En mi casa, cuando éramos pequeños, salía mucho a relucir Sebastopol como sinónimo de algo que quedaba muy lejos. Sebastopol no era un lugar real, en fin, sino un espacio mítico, como Babia ("estás en Babia"). Yo creo que es un acierto llamarse Sebastopol porque una vez que escuchas ese nombre no lo olvidas jamás. Pues bien, resulta que Sebastopol está ahí al lado, en la península de Crimea. Da gusto ver en el mapa lo que solo se encontraba en la imaginación. Los mapas constituyen una de las representaciones de la realidad más poderosas de todas las existentes. De hecho, cuando se produce una discrepancia entre nuestra percepción de la realidad y el mapa, solemos darle la razón al mapa.

-Aquí, según el mapa, debería haber un río y no lo veo por ningún sitio.

-Se habrá secado, tú sigue en esa dirección.

A veces, seguir en esa dirección significa la muerte.
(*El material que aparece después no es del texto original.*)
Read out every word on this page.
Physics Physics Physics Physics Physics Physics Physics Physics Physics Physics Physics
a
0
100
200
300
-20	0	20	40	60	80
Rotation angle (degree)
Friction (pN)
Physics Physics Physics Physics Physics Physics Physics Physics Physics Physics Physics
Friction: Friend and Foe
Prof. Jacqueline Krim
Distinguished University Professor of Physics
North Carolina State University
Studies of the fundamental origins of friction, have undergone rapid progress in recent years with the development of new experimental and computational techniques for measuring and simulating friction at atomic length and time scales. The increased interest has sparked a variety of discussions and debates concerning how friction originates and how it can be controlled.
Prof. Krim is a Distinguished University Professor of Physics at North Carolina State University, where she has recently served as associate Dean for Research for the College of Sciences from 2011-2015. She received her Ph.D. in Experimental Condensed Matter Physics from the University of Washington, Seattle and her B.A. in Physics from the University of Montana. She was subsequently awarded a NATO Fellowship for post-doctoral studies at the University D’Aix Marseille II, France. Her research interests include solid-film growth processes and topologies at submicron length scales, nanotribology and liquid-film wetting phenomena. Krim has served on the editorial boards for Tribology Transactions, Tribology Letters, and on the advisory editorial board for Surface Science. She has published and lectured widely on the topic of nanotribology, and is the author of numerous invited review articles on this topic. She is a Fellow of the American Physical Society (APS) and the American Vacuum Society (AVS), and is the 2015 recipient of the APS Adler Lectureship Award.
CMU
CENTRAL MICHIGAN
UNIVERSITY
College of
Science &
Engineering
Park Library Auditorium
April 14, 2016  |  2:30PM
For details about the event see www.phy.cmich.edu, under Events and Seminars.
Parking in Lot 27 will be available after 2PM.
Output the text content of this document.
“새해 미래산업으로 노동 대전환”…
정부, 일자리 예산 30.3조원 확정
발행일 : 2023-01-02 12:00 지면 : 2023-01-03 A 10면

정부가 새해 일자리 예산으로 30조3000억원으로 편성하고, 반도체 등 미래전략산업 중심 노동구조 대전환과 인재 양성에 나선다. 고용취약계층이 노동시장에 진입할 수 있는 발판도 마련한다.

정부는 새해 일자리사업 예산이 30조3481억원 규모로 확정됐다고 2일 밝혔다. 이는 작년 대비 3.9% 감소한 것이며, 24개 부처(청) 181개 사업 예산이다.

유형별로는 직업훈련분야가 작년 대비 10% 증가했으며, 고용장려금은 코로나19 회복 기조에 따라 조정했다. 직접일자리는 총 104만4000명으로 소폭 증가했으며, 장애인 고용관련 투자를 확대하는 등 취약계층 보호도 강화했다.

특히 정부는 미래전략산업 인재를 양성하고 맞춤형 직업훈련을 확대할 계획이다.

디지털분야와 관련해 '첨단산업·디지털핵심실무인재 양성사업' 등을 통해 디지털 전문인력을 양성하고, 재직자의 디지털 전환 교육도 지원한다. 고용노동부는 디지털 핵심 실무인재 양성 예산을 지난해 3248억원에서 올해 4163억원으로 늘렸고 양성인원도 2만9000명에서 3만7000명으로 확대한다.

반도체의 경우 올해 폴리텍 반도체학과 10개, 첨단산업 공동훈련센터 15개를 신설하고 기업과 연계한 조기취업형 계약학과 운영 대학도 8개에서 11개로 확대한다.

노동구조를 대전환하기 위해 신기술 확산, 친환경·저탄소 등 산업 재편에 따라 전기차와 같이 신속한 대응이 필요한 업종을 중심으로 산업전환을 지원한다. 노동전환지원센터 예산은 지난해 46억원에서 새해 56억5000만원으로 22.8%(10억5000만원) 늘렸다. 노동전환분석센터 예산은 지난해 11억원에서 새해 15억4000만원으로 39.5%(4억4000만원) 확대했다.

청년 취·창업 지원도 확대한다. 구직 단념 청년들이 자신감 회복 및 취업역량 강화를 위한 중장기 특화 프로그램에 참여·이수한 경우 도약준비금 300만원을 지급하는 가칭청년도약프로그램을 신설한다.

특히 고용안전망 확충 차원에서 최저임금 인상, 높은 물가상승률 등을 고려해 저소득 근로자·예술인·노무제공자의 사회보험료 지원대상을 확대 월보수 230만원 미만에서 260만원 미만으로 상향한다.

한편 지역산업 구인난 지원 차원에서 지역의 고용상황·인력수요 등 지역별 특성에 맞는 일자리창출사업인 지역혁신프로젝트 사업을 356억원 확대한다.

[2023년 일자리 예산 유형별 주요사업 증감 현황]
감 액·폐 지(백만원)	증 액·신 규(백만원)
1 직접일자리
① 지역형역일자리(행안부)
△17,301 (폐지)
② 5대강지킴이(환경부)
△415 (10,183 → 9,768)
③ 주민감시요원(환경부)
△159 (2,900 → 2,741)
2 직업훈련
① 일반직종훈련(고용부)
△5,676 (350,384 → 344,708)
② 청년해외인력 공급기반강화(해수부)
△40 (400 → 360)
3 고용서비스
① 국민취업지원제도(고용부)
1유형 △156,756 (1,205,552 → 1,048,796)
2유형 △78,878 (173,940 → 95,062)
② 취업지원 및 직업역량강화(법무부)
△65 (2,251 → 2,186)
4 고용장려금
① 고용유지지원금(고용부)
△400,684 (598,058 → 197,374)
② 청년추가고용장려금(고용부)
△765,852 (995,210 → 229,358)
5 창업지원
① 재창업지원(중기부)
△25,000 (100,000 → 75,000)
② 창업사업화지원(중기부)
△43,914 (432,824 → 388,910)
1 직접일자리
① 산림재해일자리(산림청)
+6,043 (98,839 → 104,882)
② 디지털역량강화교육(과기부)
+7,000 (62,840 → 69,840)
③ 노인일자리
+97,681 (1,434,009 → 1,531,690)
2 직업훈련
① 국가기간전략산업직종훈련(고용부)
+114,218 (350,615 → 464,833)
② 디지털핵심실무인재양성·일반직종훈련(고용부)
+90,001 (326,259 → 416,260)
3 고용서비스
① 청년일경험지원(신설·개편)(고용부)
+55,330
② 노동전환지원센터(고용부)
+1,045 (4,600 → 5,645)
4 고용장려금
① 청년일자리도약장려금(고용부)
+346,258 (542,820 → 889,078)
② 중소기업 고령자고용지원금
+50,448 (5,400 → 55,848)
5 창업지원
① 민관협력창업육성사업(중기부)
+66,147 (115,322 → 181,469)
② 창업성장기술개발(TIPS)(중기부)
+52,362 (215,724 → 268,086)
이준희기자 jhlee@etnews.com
No hace mucho en las afueras de Madrid, un individuo con una fe ciega en el mapa de su navegador digital se precipitó con el coche en un pantano. Se ahogó, claro. Quizá debajo del agua siguió obedeciendo las instrucciones del aparato. Quién sabe si el chisme, advirtiendo lo sucedido, le dijo aquello de "Ha llegado a su destino". En la medida en la que todos tenemos que morir, la información era cierta. Recuerden aquella frase célebre de Groucho Marx:

-¿Va a fiarse usted de lo que le digo yo o de lo que le dicen sus ojos?

Es evidente que nos fiamos más de lo que nos dicen los mapas. Los gráficos son, a su manera, mapas. Por eso gozan de tanta credibilidad. Las diferencias entre lo que muestran los gráficos que blande el Gobierno acerca de la situación económica y lo que nuestros ojos ven son apabullantes. Pero el Gobierno ha tomado el modelo de los navegadores de los coches y no hace más que repetirnos que giremos a la derecha. Y ahí estamos todos, girando a la derecha. Quizá, pretendiendo llegar a Bilbao, acabemos en Sebastopol. Un regreso a la infancia, donde las palabras eran casi el único juguete.